Students Mason Hix (left) and Kai Lansdell worked in the Boise State MakerLab to 3D print finger guards for people learning to type on a Braille writer for the Idaho Educational Services for the Deaf and Blind, photo Patrick Sweeney

When the community put out the call for personal protective equipment (PPE) earlier this year, we shared stories of the Boise State MakerLab assembling a volunteer team to 3D print face shields.

The PPE project has wound down for now. Fortunately, the team of 3D print-savvy volunteers remains.

This spring, Idaho Educational Services for the Deaf and Blind (IESDB) asked the MakerLab to 3D print finger guards for people learning to type on a Braille writer. The guards keep a typist’s fingers from hitting more than one key at a time. The MakerLab’s 3D printers weren’t available because of the campus closure, so lab manager Amanda Baschnagel reached out to seniors Kai Lansdell and Mason Hix for help.

Lansdell and Hix, a mechanical engineering major and electrical/computer engineering major respectively, had volunteered to make PPE using their own 3D printers, a process that had their machines running 24/7 for days on end. But when the MakerLab called, they were quick to again volunteer their time and expertise. Together, they printed 20 finger guards.

“This simple 3D-produced tool can transform a regular braille writer into a great teaching tool within seconds, saving the teacher time and effort,” said Erin Rainey, a braille transcriptionist at the IESDB. “With early proper fingering skills, a student can be more productive, which will eventually lead to accessing more and more educational materials. A win-win for teacher and student.”

The 20 finger guides have been distributed to teachers of visually impaired students around the state.

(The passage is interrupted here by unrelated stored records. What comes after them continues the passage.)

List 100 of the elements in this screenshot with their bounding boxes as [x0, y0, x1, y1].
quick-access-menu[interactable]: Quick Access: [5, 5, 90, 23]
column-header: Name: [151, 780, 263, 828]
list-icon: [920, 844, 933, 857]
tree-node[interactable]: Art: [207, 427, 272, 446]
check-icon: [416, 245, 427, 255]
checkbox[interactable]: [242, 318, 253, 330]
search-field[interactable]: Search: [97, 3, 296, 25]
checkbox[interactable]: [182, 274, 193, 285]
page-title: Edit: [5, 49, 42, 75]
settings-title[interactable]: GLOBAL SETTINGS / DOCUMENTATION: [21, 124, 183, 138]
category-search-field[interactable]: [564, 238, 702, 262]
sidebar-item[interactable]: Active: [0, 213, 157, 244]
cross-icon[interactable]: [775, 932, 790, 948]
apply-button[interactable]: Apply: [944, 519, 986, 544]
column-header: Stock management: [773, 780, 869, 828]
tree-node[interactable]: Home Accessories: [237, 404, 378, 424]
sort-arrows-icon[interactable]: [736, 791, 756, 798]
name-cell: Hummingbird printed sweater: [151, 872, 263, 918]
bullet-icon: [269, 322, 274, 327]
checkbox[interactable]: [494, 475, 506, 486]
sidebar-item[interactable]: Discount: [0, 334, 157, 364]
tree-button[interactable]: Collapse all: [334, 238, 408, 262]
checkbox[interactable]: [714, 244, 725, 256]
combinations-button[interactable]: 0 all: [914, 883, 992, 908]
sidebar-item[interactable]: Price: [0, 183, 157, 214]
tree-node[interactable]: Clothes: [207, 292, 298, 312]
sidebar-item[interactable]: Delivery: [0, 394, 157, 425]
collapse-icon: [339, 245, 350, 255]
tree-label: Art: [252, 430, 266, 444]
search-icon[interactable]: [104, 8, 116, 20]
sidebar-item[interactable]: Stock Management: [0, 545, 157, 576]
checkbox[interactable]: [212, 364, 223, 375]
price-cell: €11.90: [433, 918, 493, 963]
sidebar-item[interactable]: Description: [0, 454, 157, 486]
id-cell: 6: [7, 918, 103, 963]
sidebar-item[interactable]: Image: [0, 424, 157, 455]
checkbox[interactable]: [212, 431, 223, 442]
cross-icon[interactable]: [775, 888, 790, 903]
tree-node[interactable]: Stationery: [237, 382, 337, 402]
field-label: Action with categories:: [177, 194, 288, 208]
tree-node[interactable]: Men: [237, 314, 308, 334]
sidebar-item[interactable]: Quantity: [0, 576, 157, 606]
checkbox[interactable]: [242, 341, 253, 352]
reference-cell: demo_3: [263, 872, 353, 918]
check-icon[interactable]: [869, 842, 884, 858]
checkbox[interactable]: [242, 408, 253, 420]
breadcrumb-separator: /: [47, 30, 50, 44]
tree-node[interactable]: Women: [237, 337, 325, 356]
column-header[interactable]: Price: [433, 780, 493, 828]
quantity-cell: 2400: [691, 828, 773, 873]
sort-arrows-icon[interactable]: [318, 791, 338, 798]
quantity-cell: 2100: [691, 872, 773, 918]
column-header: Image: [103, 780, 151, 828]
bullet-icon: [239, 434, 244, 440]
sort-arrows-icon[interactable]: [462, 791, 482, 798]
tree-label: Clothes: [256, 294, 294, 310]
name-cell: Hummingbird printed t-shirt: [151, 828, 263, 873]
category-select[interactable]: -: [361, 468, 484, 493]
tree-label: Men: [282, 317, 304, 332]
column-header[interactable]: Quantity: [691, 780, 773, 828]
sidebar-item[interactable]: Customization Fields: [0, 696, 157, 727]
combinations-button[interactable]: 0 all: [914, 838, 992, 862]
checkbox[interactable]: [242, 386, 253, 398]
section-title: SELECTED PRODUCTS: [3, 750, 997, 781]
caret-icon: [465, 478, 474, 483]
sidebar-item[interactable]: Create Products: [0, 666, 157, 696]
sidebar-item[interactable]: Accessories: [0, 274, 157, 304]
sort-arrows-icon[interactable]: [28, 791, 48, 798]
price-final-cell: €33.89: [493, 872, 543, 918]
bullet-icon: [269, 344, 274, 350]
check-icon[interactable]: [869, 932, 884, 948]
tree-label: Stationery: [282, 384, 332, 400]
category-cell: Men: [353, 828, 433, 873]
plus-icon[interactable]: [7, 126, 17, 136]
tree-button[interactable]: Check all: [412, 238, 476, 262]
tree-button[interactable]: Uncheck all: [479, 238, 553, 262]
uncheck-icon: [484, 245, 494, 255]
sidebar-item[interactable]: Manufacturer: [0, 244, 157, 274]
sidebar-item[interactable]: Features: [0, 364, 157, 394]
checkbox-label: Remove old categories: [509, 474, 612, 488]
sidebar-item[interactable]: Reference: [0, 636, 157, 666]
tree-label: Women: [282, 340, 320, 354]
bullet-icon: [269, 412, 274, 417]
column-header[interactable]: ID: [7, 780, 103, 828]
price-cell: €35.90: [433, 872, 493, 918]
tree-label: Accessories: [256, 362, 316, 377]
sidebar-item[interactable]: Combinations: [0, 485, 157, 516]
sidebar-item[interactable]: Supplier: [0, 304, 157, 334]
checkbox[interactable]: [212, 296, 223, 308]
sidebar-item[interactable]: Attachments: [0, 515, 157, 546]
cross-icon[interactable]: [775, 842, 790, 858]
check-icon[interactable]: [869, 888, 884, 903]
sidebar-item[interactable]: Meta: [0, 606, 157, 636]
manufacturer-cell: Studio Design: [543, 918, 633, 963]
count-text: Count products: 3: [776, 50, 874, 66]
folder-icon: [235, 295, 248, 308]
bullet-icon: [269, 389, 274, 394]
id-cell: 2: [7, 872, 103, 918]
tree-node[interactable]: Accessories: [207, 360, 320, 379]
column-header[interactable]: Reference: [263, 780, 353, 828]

Finger guard in place on braille machine
Orange finger guard in place on a braille writer. Photo provided by

“Knowing that there is a group of talented students/employees that are interested in using their tremendous talents in helping our community is reassuring. I hope that this might be just the start of a relationship that will continue as we search for more educational tools for our Idaho students,” said Rainey.

“I’ve always been happy to help those in need who can’t be helped by traditional manufacturing, or could be, but not as quickly,” said Lansdell, who grew up in Hawaii before coming to Boise State. “A project like this is an excellent use for 3D printers.”

Lansdell spent his summer working for Boise State in the New Product Development Lab where students work with clients – usually small businesses and entrepreneurs in need of engineering services like developing prototypes or connecting with manufacturers. Lansdell said he thrives on identifying a problem, then finding its “elegant solution.”

“I would like to end up in firearms or automotive engineering. But if I end up at a small firm making shovels, that would be OK as long as I get to do my engineering thing and solve problems,” he said.

Hix grew up in Boise and is finishing his second internship at Micron. This summer, he worked in memory layout for semiconductors.

“I would get told that they had a part that needed some edits so it would run faster or print on silicon better. I would move metal layers or expand lines of some material, update it so they could reprint it to work better,” said Hix.

Both he and Lansdell agreed that they’d happily volunteer their 3D printing expertise for a community cause again.

The work of Hix and Lansdell is “another example of how being at Boise State instills the desire to help,” said Baschnagel. “These students go out of their way for the community.”

Word of their project has gotten out, Baschnagel added. She’s so far fielded four requests from groups outside the state asking for finger guards.